Ron, "platform providers" do not need, and might I say cannot use, intermediaries to evangelize their platforms. There many obvious reasons why an intermediary wont work. If Adobe has any hope of getting CAx vendors to support 3D PDF, they have to make the case directly to the vendors for it to be credible. Microsoft does not use proxies to 'push' its platform on vendors. Techsoft3D is nothing more than a proxy and does not have the deep pockets For Adobe to make a serious run at establishing 3D PDF as a defacto standard in manufacturing, it also has to fight the vendor's suspicion that it will encroach on an area (technical publishing) that the CAx vendors believe is their domain. PTC's Arbortext purchase & Dassault's acquisition in this area are evidence of this. Kevin is partly right that Adobe should focus on extending its tools to work with 3D data in either U3D or PRC formats. Unfortunately for Adobe, the CAx vendors are'nt going to sit back and let Adobe have a free run at the technical publishing market. So Adobe has their work cut out for them in making the CAx vendors output 3D PDF data for its own applications to use downstream. Whether the vendors will do so after Adobe's aborted & clumsy attempt at trying to encroach on the 3D data manipulation market remains to be seen. Given today's market conditions, I am willing to bet that Adobe will not succeed, with or without Techsoft3D. Nevertheless, I dont think this 3D PDF evangelizing work with the CAx vendors can be outsourced. If Adobe doesnt do it, 3D PDF is DOA. And it is not dependent on the tools Techsoft3D got from Adobe, as much as Techsoft3D would like to think so.

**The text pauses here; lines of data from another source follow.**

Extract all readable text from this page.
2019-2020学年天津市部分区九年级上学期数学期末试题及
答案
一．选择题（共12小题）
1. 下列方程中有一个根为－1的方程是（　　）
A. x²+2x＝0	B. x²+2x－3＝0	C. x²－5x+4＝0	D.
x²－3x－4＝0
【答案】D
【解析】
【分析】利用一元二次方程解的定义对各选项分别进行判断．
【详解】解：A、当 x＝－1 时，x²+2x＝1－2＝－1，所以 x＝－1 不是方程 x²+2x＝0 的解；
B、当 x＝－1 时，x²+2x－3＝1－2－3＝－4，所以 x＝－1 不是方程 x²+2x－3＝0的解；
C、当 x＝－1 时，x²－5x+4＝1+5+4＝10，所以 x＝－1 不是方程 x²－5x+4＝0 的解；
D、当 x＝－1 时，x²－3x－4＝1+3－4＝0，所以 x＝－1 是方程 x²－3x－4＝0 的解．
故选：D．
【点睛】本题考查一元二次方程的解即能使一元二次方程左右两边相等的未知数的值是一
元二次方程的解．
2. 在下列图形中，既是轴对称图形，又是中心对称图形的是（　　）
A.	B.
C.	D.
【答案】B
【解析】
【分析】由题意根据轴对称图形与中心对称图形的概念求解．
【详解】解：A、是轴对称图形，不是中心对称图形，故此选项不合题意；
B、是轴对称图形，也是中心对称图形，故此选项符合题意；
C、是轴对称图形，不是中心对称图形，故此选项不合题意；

Posted by David Frost on 30 May 2010 at 02:14 AM

David, Thanks for the comment. I hope my earlier post didn't suggest that Tech Soft feels our role is to do the evangelical work for 3D PDF. We think 3D PDF certainly has plenty of merits but you are correct that we don't have the resources for a global push to get an entire global industry to adopt a particular format. We're not in that business. We're an independent toolkit provider who helps developers create the applications they envision by giving them the necessary development tools. We also supply tools for many other formats, so we're here to help developers do what they want to do, not to convert the world to one format or another. I will say, though, that demand for PRC (3D PDF) publishing is quite high based on the inquiries we have gotten from many CAx vendors since our announcement. Are there some CAx vendors with their own formats who aren't so inclined? I'm sure there are. As I mentioned above, the success of 3D PDF won't depend solely on Tech Soft 3D by a long stretch - our making tools available is only one facet of what would be required. I mentioned it will require end users to ask for it and software developers to be willing support it. Whether that will happen or not, as you say, remains to be seen. We've been encouraged by what we are hearing from major manufacturers who want to use a public standard, but only time will tell.